While Sinovac’s “performance was better in Indonesia and Turkey”, preliminary trial results from Brazil showed that when two shots of the Sinovac vaccine were given less than three weeks apart, its effectiveness was 49.1%, “below the 50% threshold set by the World Health Organization”, Al Jazeera reports.

According to Oxford University tracking, China has administered 167.34 million Covid vaccines so far. All of the vaccines administered in China were developed locally, as Beijing has not authorised the use of any foreign-developed inoculations.

However, Gao’s warning about the vaccine’s efficacy has also caused concern outside China, as Beijing has also “struck deals to supply many of its allies and economic partners in the developing world”, The Washington Post says.

The Chinese government has distributed “hundred of millions of doses”, the paper adds, and has “boasted” that its jabs have been administered to world leaders in Indonesia, Pakistan and the UAE.

Global effort

China is “formally considering” options to change its vaccines to “solve the problem that the efficacy of the existing vaccines is not high”, Gao said during the press conference in Chengdu. And while Chinese media has moved to suppress the comments, “there have been signs that some countries remain skeptical” of the vaccines being delivered by China, The Washington Post says.

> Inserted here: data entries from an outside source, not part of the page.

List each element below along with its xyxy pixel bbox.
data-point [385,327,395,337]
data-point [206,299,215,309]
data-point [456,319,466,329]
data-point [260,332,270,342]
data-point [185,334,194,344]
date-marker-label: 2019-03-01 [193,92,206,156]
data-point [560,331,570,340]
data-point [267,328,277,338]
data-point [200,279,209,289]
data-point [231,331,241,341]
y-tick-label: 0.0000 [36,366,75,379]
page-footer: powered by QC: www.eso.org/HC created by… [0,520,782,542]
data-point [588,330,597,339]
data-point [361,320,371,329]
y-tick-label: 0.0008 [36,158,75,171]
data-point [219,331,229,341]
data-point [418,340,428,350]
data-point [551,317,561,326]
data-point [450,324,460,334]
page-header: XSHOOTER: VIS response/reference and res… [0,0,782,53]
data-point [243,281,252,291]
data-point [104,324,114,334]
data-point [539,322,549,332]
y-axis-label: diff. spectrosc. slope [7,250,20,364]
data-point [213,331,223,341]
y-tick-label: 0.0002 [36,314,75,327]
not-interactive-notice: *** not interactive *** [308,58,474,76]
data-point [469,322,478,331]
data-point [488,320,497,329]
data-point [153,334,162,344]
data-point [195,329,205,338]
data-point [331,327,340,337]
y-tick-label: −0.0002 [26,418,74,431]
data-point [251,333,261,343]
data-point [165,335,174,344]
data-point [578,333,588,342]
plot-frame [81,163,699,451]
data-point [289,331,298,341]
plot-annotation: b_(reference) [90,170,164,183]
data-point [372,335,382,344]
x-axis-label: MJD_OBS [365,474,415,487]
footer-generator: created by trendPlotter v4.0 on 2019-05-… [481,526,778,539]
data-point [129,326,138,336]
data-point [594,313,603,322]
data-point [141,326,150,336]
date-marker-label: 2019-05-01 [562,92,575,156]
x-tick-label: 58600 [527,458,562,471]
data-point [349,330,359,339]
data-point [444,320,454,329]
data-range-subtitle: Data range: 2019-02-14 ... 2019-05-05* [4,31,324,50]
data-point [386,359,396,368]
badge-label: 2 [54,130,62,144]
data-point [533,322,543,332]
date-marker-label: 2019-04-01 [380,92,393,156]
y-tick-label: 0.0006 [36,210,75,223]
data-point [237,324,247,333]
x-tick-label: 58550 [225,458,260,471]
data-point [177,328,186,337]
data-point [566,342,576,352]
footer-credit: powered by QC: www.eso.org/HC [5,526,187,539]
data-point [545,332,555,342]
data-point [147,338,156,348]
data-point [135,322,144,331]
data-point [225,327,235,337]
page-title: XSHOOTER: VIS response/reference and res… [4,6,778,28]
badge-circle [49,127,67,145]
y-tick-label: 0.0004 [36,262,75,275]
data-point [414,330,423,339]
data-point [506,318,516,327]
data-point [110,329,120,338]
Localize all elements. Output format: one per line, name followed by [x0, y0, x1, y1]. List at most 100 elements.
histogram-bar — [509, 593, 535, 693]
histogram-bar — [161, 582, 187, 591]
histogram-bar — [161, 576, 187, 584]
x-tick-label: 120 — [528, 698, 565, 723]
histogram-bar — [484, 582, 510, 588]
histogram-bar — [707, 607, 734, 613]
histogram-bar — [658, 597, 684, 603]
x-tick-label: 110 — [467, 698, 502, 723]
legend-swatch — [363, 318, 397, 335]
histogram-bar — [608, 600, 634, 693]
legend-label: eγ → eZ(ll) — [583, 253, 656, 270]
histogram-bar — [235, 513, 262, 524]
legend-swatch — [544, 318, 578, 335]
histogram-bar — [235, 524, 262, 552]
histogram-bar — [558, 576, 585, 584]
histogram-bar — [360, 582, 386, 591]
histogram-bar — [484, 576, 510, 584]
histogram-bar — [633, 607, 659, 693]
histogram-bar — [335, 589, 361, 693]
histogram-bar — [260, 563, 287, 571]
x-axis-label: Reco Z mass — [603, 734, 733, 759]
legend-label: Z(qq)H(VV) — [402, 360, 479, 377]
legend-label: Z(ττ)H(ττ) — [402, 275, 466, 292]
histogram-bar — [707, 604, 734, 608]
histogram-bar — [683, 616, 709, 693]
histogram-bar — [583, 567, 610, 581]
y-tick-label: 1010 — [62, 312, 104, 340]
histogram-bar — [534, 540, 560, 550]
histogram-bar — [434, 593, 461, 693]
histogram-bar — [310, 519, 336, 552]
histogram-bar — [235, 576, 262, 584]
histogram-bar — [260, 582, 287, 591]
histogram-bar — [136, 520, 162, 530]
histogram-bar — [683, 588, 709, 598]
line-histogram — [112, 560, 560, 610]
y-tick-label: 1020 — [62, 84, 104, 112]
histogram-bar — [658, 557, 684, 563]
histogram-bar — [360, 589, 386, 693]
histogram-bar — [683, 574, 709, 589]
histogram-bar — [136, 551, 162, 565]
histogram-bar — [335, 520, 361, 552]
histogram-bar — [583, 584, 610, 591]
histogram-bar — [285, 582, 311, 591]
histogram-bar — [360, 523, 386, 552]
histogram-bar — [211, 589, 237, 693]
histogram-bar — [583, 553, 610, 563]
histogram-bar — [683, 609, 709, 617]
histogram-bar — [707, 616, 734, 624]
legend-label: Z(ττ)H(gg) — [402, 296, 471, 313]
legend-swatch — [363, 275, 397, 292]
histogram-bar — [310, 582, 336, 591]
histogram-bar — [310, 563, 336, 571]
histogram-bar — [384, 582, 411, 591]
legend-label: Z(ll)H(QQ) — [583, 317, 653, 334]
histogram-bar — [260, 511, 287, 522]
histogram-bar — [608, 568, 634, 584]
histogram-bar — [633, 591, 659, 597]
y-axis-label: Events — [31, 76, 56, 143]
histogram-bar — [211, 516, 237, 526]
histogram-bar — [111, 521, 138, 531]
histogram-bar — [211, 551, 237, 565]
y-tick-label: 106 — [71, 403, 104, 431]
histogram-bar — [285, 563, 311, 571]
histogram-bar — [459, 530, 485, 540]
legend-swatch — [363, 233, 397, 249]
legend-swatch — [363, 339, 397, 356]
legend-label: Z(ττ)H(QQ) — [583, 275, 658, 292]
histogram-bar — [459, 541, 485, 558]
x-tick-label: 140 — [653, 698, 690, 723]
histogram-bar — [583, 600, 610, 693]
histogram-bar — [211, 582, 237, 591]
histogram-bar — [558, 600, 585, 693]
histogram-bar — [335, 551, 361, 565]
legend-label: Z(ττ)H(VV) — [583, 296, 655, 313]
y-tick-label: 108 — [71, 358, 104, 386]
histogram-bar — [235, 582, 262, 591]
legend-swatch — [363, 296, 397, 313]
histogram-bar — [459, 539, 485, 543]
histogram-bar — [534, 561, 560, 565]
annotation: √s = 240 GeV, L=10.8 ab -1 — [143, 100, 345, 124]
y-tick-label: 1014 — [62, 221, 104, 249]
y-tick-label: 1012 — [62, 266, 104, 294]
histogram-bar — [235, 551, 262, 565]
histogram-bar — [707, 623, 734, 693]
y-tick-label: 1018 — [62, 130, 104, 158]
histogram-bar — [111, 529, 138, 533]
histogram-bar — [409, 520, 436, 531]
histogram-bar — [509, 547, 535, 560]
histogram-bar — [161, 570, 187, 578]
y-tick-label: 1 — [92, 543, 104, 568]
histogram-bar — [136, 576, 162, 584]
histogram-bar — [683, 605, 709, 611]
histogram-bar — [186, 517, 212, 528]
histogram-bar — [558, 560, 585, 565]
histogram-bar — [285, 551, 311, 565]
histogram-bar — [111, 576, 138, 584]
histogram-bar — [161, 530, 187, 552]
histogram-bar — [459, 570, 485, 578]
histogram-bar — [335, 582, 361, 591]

The UAE has openly experimented with administering three shots of the Sinopharm vaccine, as opposed to the two recommended by officials in Beijing, while Singapore is yet to begin the rollout of the Sinovac jab, which is instead being stockpiled.

China has been using the vaccine to increase its leverage over countries desperately scrambling for doses, with some countries “relying heavily on Chinese vaccines” in their inoculation campaigns, the BMJ says.

Indonesia, Malaysia, the Philippines, Thailand and Pakistan are the biggest buyers of China’s vaccine in Asia, the BBC reports, while Brazil, Mexico, Chile, Columbia and Ecuador have also “ordered millions of shots”. Turkey and Ukraine have signed contracts for CoronaVac, but it is Africa where China’s vaccines are “particularly important”, the broadcaster adds.

Zimbabwe, Somalia, Djibouti, Benin and Tunisia are all known to have received vaccines from China, with Beijing so far donating more than 96 million doses of its vaccine to 39 countries across the continent, according to independent consultancy Bridge Consulting.

As the world’s wealthier countries stockpile western-developed vaccines offering higher levels of protection, the CCP has “spent months touting Chinese vaccines as part of a soft power push”, The Washington Post says. “They have been in high demand” in lower-income nations, the paper adds, meaning poor efficacy rates could lend a blow to global efforts to suppress Covid infections.